Intervention de Aurélien Pradié

Réunion du mercredi 23 novembre 2022 à 9h00
Commission des lois constitutionnelles, de la législation et de l'administration générale de la république

Photo issue du site de l'Assemblée nationale ou de WikipediaAurélien Pradié, rapporteur :

Je vous reconnais une forme de constance, monsieur Paris. Lorsque nous avons travaillé sur le bracelet antirapprochement, vous nous expliquiez que sa généralisation dès l'ordonnance de protection, c'est-à-dire avant la sentence, était une folie, mais vous avez tout de même fini par voter le texte. De même, je me souviens très bien de la discussion que nous avons eue à propos du délai de six jours pour les ordonnances de protection : vous disiez que cela ne marcherait pas. J'ai fait moi-même la première évaluation du texte, il y a un an et demi : 90 % des ordonnances de protection étaient alors prises en six jours. Lorsque nous avions adopté cette mesure, les magistrats y étaient farouchement opposés ; aujourd'hui, pas un ne s'en plaint. Peut-être avez-vous gardé vos réflexes de magistrat, mais je pense que nous pouvons assumer de les bousculer un peu, de temps en temps, si nous le faisons sérieusement. Nous pouvons être satisfaits d'avoir réussi à avancer sur ces deux sujets qui faisaient l'objet d'une opposition farouche, notamment au sein de l'institution judiciaire. Je ne sais pas si la justice a besoin de sérénité et de calme. En revanche, je sais que les victimes ont besoin d'être mieux protégées : pour moi, c'est la priorité.

Monsieur Balanant, les violences de genre sont une question dont nous devons débattre. Je ne pense pas que ce soit dans ce domaine qu'une juridiction spécialisée serait la plus efficace, mais pourquoi pas. En Espagne, c'est effectivement sa compétence. Je n'ai pas de religion sur cette question.

S'agissant du phasage, puisque cette question a été abordée, nous devons commencer par le plus urgent, c'est-à-dire les violences intrafamiliales, celles qui tuent, avant de passer à d'autres types de violences.

L'objet de cette juridiction n'est pas de faire de l'affichage, mais de régler un problème qui est majeur. Le bracelet antirapprochement est en grande partie un échec.
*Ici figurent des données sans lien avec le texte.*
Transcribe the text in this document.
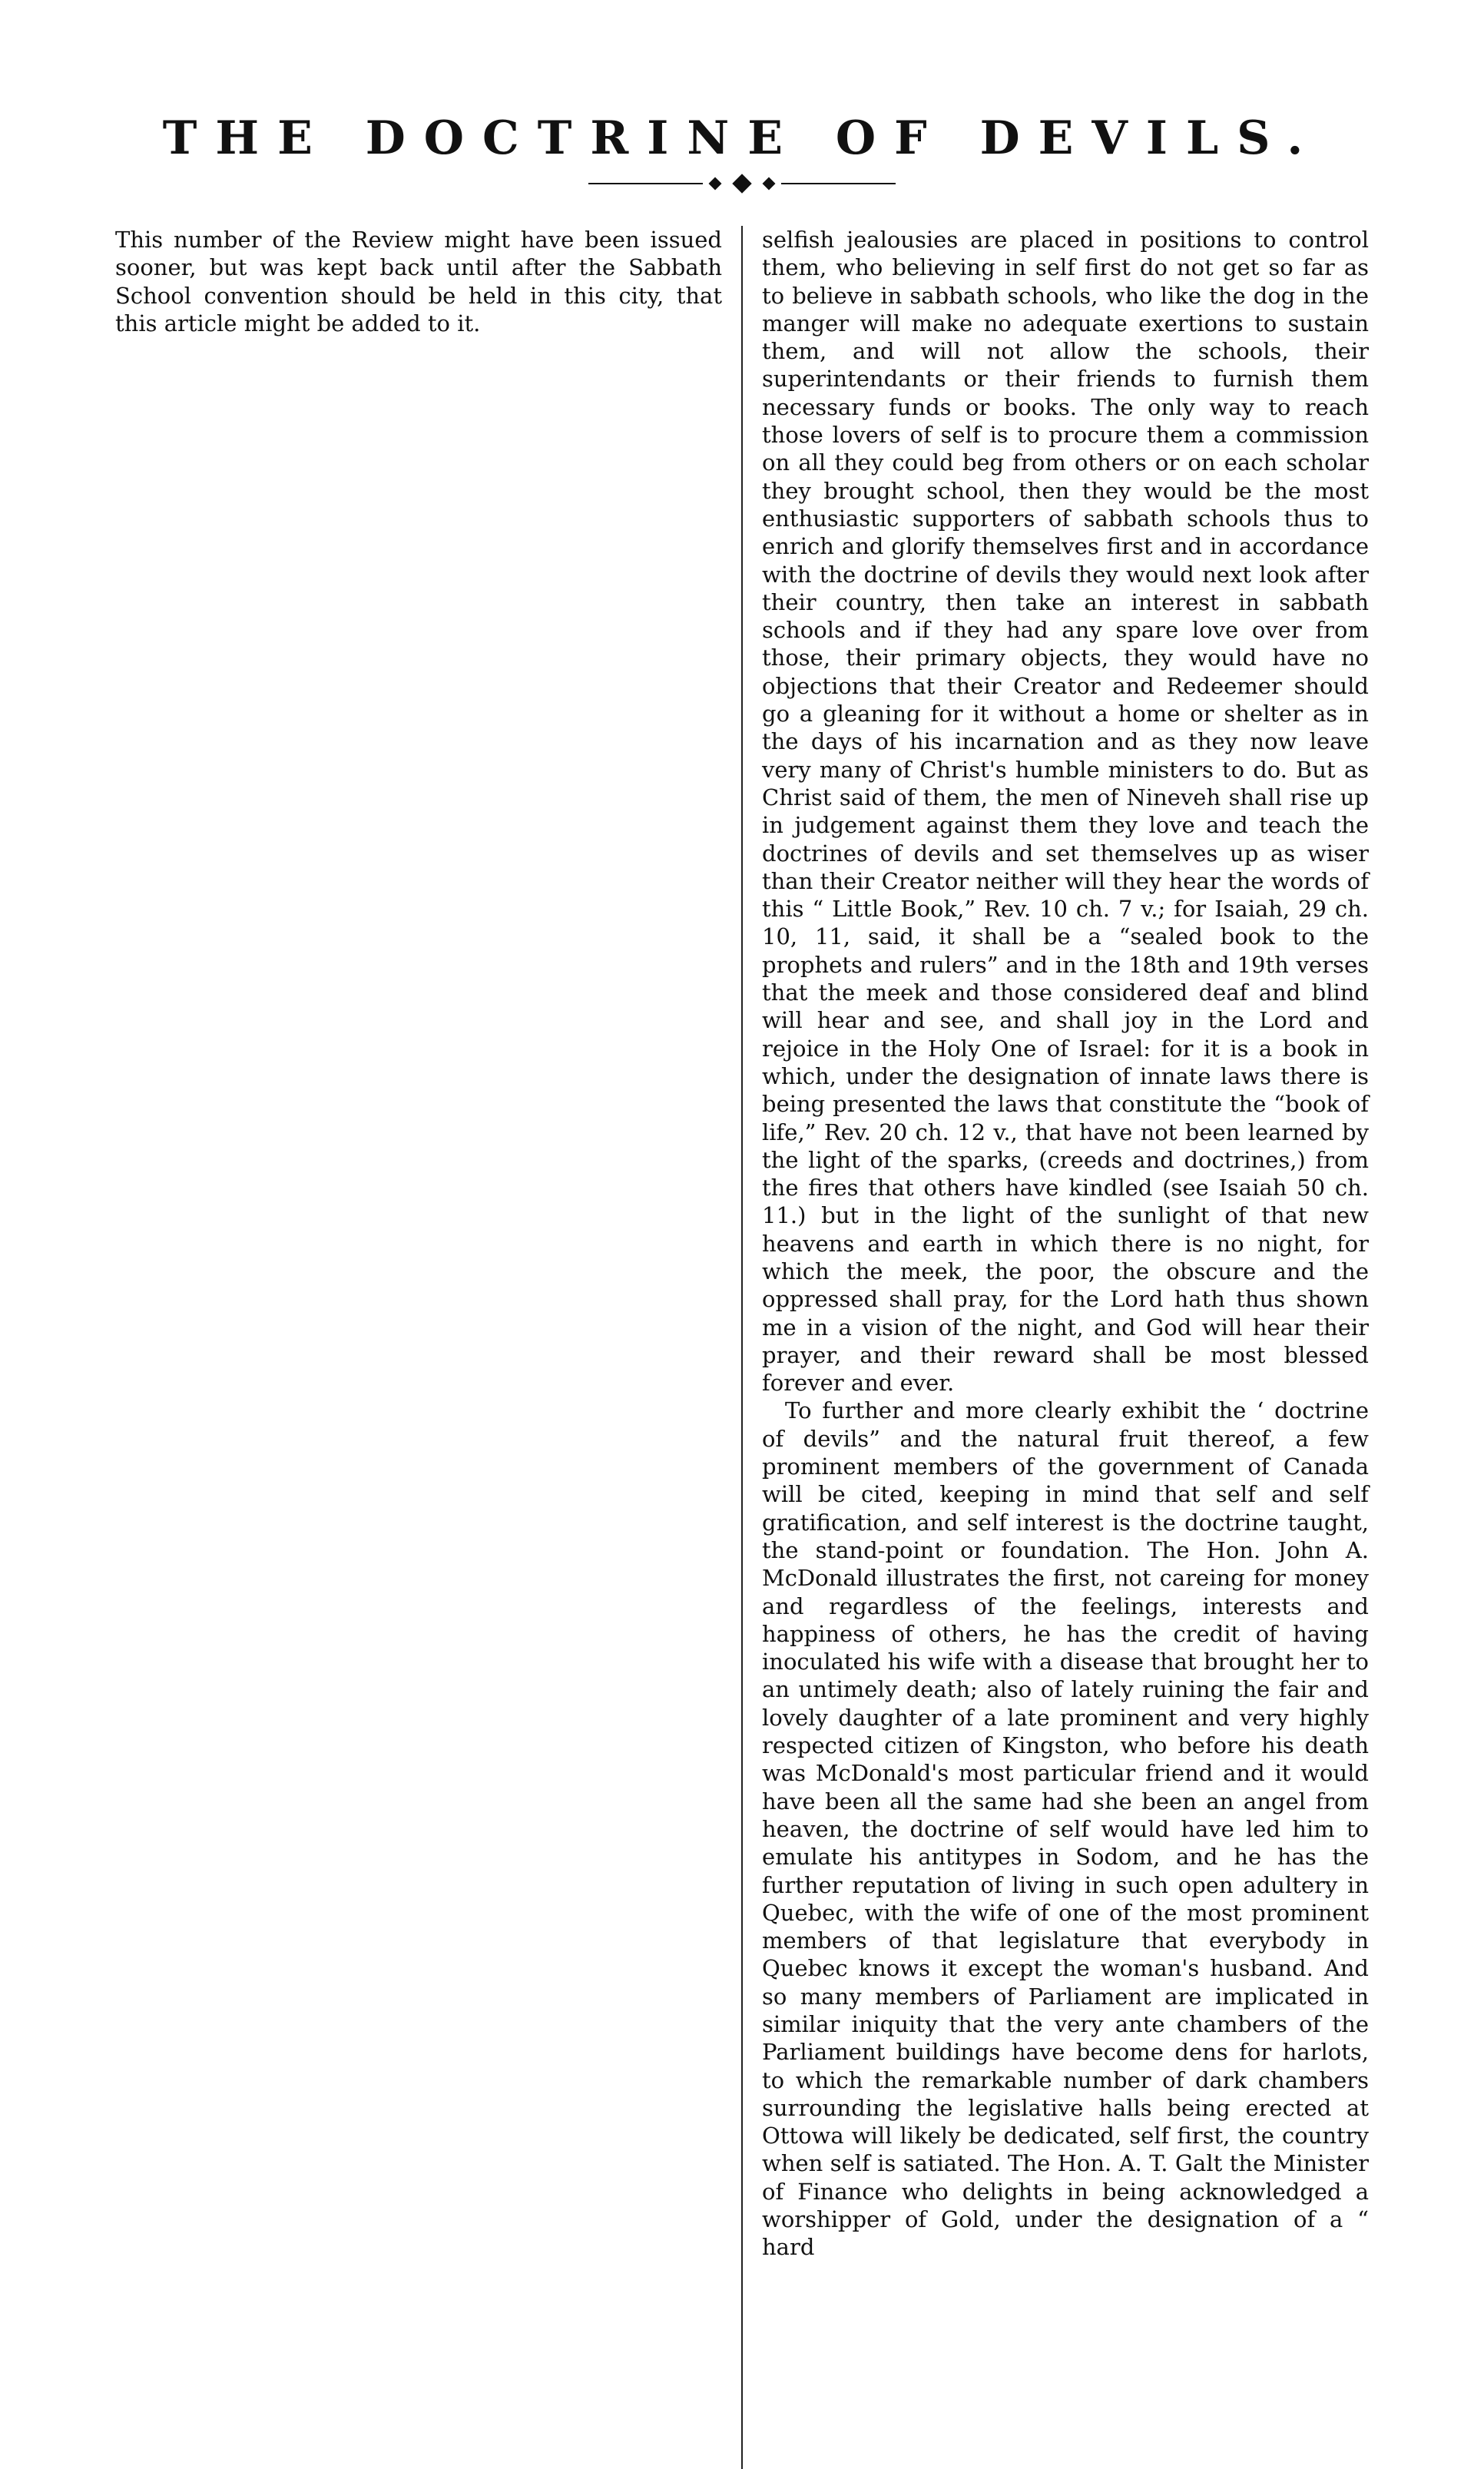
THE DOCTRINE OF DEVILS.

This number of the Review might have been issued sooner, but was kept back until after the Sabbath School convention should be held in this city, that this article might be added to it.

selfish jealousies are placed in positions to control them, who believing in self first do not get so far as to believe in sabbath schools, who like the dog in the manger will make no adequate exertions to sustain them, and will not allow the schools, their superintendants or their friends to furnish them necessary funds or books. The only way to reach those lovers of self is to procure them a commission on all they could beg from others or on each scholar they brought school, then they would be the most enthusiastic supporters of sabbath schools thus to enrich and glorify themselves first and in accordance with the doctrine of devils they would next look after their country, then take an interest in sabbath schools and if they had any spare love over from those, their primary objects, they would have no objections that their Creator and Redeemer should go a gleaning for it without a home or shelter as in the days of his incarnation and as they now leave very many of Christ's humble ministers to do. But as Christ said of them, the men of Nineveh shall rise up in judgement against them they love and teach the doctrines of devils and set themselves up as wiser than their Creator neither will they hear the words of this “ Little Book,” Rev. 10 ch. 7 v.; for Isaiah, 29 ch. 10, 11, said, it shall be a “sealed book to the prophets and rulers” and in the 18th and 19th verses that the meek and those considered deaf and blind will hear and see, and shall joy in the Lord and rejoice in the Holy One of Israel: for it is a book in which, under the designation of innate laws there is being presented the laws that constitute the “book of life,” Rev. 20 ch. 12 v., that have not been learned by the light of the sparks, (creeds and doctrines,) from the fires that others have kindled (see Isaiah 50 ch. 11.) but in the light of the sunlight of that new heavens and earth in which there is no night, for which the meek, the poor, the obscure and the oppressed shall pray, for the Lord hath thus shown me in a vision of the night, and God will hear their prayer, and their reward shall be most blessed forever and ever.

To further and more clearly exhibit the ‘ doctrine of devils” and the natural fruit thereof, a few prominent members of the government of Canada will be cited, keeping in mind that self and self gratification, and self interest is the doctrine taught, the stand-point or foundation. The Hon. John A. McDonald illustrates the first, not careing for money and regardless of the feelings, interests and happiness of others, he has the credit of having inoculated his wife with a disease that brought her to an untimely death; also of lately ruining the fair and lovely daughter of a late prominent and very highly respected citizen of Kingston, who before his death was McDonald's most particular friend and it would have been all the same had she been an angel from heaven, the doctrine of self would have led him to emulate his antitypes in Sodom, and he has the further reputation of living in such open adultery in Quebec, with the wife of one of the most prominent members of that legislature that everybody in Quebec knows it except the woman's husband. And so many members of Parliament are implicated in similar iniquity that the very ante chambers of the Parliament buildings have become dens for harlots, to which the remarkable number of dark chambers surrounding the legislative halls being erected at Ottowa will likely be dedicated, self first, the country when self is satiated. The Hon. A. T. Galt the Minister of Finance who delights in being acknowledged a worshipper of Gold, under the designation of a “ hard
Certes, de nombreux bracelets ont été imposés aux auteurs de violences après leur passage à l'acte, mais depuis l'adoption de la loi du 28 décembre 2019, seuls treize bracelets ont été délivrés durant la phase la plus importante, qui est celle précédant le passage à l'acte. En Espagne, l'explosion des bracelets antirapprochement concerne la phase antérieure à la sentence et au passage à l'acte. Une fois qu'un individu a été condamné, d'autres mesures sont possibles pour le mettre hors d'état de nuire. Je le répète, c'est au stade de l'ordonnance de protection que le bracelet antirapprochement est le plus important.
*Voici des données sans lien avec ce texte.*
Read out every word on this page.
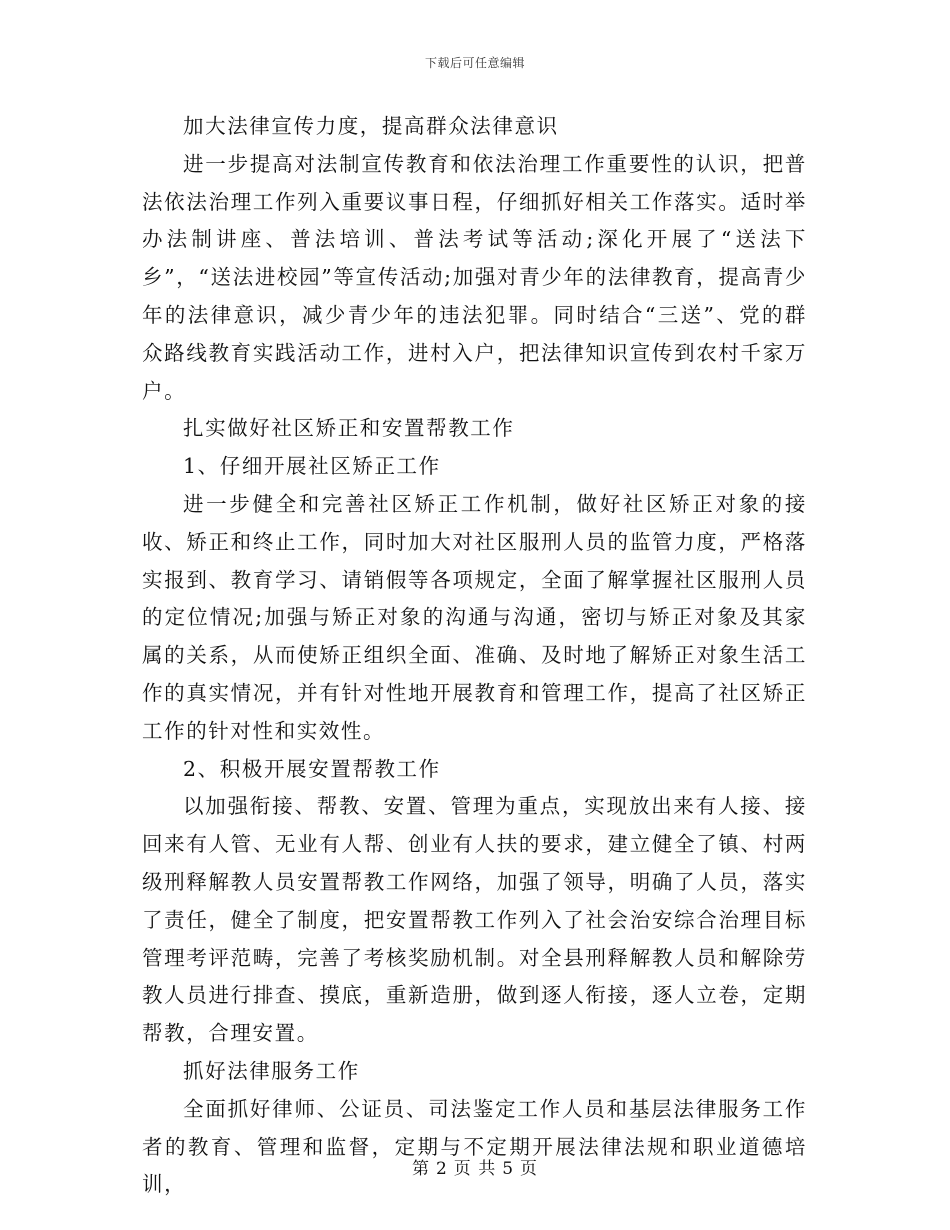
下载后可任意编辑

加大法律宣传力度，提高群众法律意识

进一步提高对法制宣传教育和依法治理工作重要性的认识，把普法依法治理工作列入重要议事日程，仔细抓好相关工作落实。适时举办法制讲座、普法培训、普法考试等活动;深化开展了“送法下乡”，“送法进校园”等宣传活动;加强对青少年的法律教育，提高青少年的法律意识，减少青少年的违法犯罪。同时结合“三送”、党的群众路线教育实践活动工作，进村入户，把法律知识宣传到农村千家万户。

扎实做好社区矫正和安置帮教工作

1、仔细开展社区矫正工作

进一步健全和完善社区矫正工作机制，做好社区矫正对象的接收、矫正和终止工作，同时加大对社区服刑人员的监管力度，严格落实报到、教育学习、请销假等各项规定，全面了解掌握社区服刑人员的定位情况;加强与矫正对象的沟通与沟通，密切与矫正对象及其家属的关系，从而使矫正组织全面、准确、及时地了解矫正对象生活工作的真实情况，并有针对性地开展教育和管理工作，提高了社区矫正工作的针对性和实效性。

2、积极开展安置帮教工作

以加强衔接、帮教、安置、管理为重点，实现放出来有人接、接回来有人管、无业有人帮、创业有人扶的要求，建立健全了镇、村两级刑释解教人员安置帮教工作网络，加强了领导，明确了人员，落实了责任，健全了制度，把安置帮教工作列入了社会治安综合治理目标管理考评范畴，完善了考核奖励机制。对全县刑释解教人员和解除劳教人员进行排查、摸底，重新造册，做到逐人衔接，逐人立卷，定期帮教，合理安置。

抓好法律服务工作

全面抓好律师、公证员、司法鉴定工作人员和基层法律服务工作者的教育、管理和监督，定期与不定期开展法律法规和职业道德培训，

第 2 页 共 5 页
Si cela ne marche pas en France, c'est pour une raison simple : le magistrat auquel on confie le soin d'ordonner le port du bracelet antirapprochement au stade de l'ordonnance de protection est un juge civil : c'est un juge aux affaires familiales, qui ne veut pas manier cette mesure quasi prépénale. Si nous voulons y remédier, la seule solution est de créer une juridiction spécialisée qui traite à la fois la matière civile et la matière pénale – tel est le premier objectif de la création de cette juridiction, même si je n'ai peut-être pas assez insisté sur ce point. En Espagne, c'était la véritable révolution. En France, nous avons désormais tous les outils, mais pas les praticiens. Cette révolution ne peut pas attendre : il est urgent de la mener, parce que l'absence de bracelet antirapprochement dès l'ordonnance de protection continue à tuer, de façon massive.